Designing Crime Bounties
I’ve been thinking about how to design a bounty system for enforcing criminal law. It is turning out to be a bit more complex than I’d anticipated, so I thought I’d try to open up this design process, by telling you of key design considerations, and inviting your suggestions.
The basic idea is to post bounties, paid to the first hunter to convince a court that a particular party is guilty of a particular crime. In general that bounty might be paid by many parties, including the government, though I have in mind a vouching system, wherein the criminal’s voucher pays a fine, and part of that goes to pay a bounty.
Here are some key concerns:
There needs to be a budget to pay bounties to hunters.
We don’t want criminals to secretly pay hunters to not prosecute their crimes.
We may not want the chance of catching each crime to depend lots on one hunter’s random ability.
We want incentives to adapt, i.e., use the most cost-effective hunter for each particular case.
We want incentives to innovate, i.e., develop more cost-effective ways to hunt over time.
First hunter allowed to see a crime scene, or do an autopsy, etc., may mess it up for other hunters.
We may want suspects to have a right against double jeopardy, so they can only be prosecuted once.

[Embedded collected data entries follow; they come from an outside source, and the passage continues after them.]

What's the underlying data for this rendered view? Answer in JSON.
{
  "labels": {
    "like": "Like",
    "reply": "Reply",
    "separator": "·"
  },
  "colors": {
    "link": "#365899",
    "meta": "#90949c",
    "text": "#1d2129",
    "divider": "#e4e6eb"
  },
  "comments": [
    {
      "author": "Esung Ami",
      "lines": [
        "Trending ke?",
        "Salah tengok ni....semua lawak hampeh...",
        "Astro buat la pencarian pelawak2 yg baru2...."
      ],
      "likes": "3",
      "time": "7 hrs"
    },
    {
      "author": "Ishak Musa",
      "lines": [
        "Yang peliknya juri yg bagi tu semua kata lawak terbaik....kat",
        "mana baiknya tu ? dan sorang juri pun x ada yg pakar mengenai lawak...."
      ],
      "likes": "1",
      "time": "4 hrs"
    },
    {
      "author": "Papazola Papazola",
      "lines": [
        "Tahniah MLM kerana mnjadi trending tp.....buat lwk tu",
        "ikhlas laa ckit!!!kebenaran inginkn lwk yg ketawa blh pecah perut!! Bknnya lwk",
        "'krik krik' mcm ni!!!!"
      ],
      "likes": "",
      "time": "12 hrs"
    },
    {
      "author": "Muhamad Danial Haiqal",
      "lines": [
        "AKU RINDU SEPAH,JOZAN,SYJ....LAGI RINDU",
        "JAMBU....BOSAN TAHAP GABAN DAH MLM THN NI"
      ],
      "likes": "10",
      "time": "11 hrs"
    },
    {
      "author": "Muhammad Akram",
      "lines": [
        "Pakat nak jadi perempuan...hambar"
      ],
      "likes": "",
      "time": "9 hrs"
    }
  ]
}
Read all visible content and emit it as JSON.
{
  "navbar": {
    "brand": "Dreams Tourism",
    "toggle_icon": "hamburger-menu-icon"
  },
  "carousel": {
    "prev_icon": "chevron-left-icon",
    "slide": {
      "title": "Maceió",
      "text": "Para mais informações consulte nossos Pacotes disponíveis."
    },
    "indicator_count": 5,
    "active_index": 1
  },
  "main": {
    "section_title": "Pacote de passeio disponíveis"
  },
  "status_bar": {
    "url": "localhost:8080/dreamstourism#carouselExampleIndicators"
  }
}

Giving many hunters extra rights to penetrate privacy shields may greatly reduce effective privacy.
It may be a waste of time and money for several hunters to simultaneously pursue the same crime.
Witnesses may chafe at having to be interviewed by several hunters re the same events.
In typical ancient legal systems, a case would start with a victim complaint. The victim, with help from associates, would then pick a hunter, and pay that hunter to find and convict the guilty. The ability to sell the convicted into slavery and to get payment from their families helped with 1, but we no longer allow these, making this system problematic. Which is part of why we’ve added our current system. Victims have incentives to address 2-4, though they might not have sufficient expertise to choose well. Good victim choices give hunters incentive to address 5. The fact that victims picked particular hunters helped with 6-10.
The usual current solution is to have a centrally-run government organization. Cases start via citizen complaints and employee patrols. Detectives are then assigned mostly at random to particular local cases. If an investigation succeeds enough, the case is given to a random local prosecutor. Using government funds helps with 1, and selecting high quality personnel helps somewhat with 3. Assigning particular people to particular cases helps with 6-10. Choosing people at random, heavy monitoring, and strong penalties for corruption can help with 2. This system doesn’t do so well on issues 4-5.
The simplest way to create a bounty system is to just authorize a free-for-all, allowing many hunters to pursue each crime. The competition helps with 2-5, but having many possible hunters per crime hurts on issues 6-10. One way to address this is to make one hunter the primary hunter for each crime, the only one allowed any special access and the only one who can prosecute it. But there needs to be a competition for this role, if we are to deal well with 3-5.
One simple way to have a competition for the role of primary hunter of a crime is an initial auction; the hunter who pays the most gets it. At least this makes sense when a crime is reported by some other party. If a hunter is the one to notice a crime, it may make more sense for that hunter to get that primary role. The primary hunter might then sell that role to some other hunter, at which time they’d transfer the relevant evidence they’ve collected. (Harberger taxes might ease such transfers.)
Profit-driven hunters help deal with 3-5, but problem 2 is big if selling out to the criminal becomes the profit-maximizing strategy. That gets especially tempting when the fine that the criminal pays (or the equivalent punishment) is much more than the bounty that the hunter receives. One obvious solution is to make such payoffs a crime, and to reduce hunter privacy in order to allow other hunters to find and prosecute violations. But is that enough?
Another possible solution is to have the primary hunter role expire after a time limit, if that hunter has not formally prosecuted someone by then. The role could then be re-auctioned. This might need to be paired with penalties for making overly weak prosecutions, such as loser-pays on court costs. And the time delay might make the case much harder to pursue.
I worry enough about issue 2 that I’m still looking for other solutions. One quite different solution is to use decision markets to assign the role of primary hunter for a case. Using decision markets that estimate expected fines recovered would push hunters to accumulate track records showing high fine recovery rates.
Being paid by criminals to ignore crimes would hurt such track records, and thus such corruption would be discouraged. This approach could rely less on making such payoffs illegal and on reduced hunter privacy.
The initial hunter assignment could be made via decision markets, and at any later time that primary role might be transferred if a challenger could show a higher expected fine recovery rate, conditional on their becoming primary. It might make sense to require the old hunter to give this new primary hunter access to the evidence they’ve collected so far.
This is as far as my thoughts have gone at the moment. The available approaches seem okay, and probably better than what we are doing now. But maybe there’s something even better that you can suggest, or that I will think of later.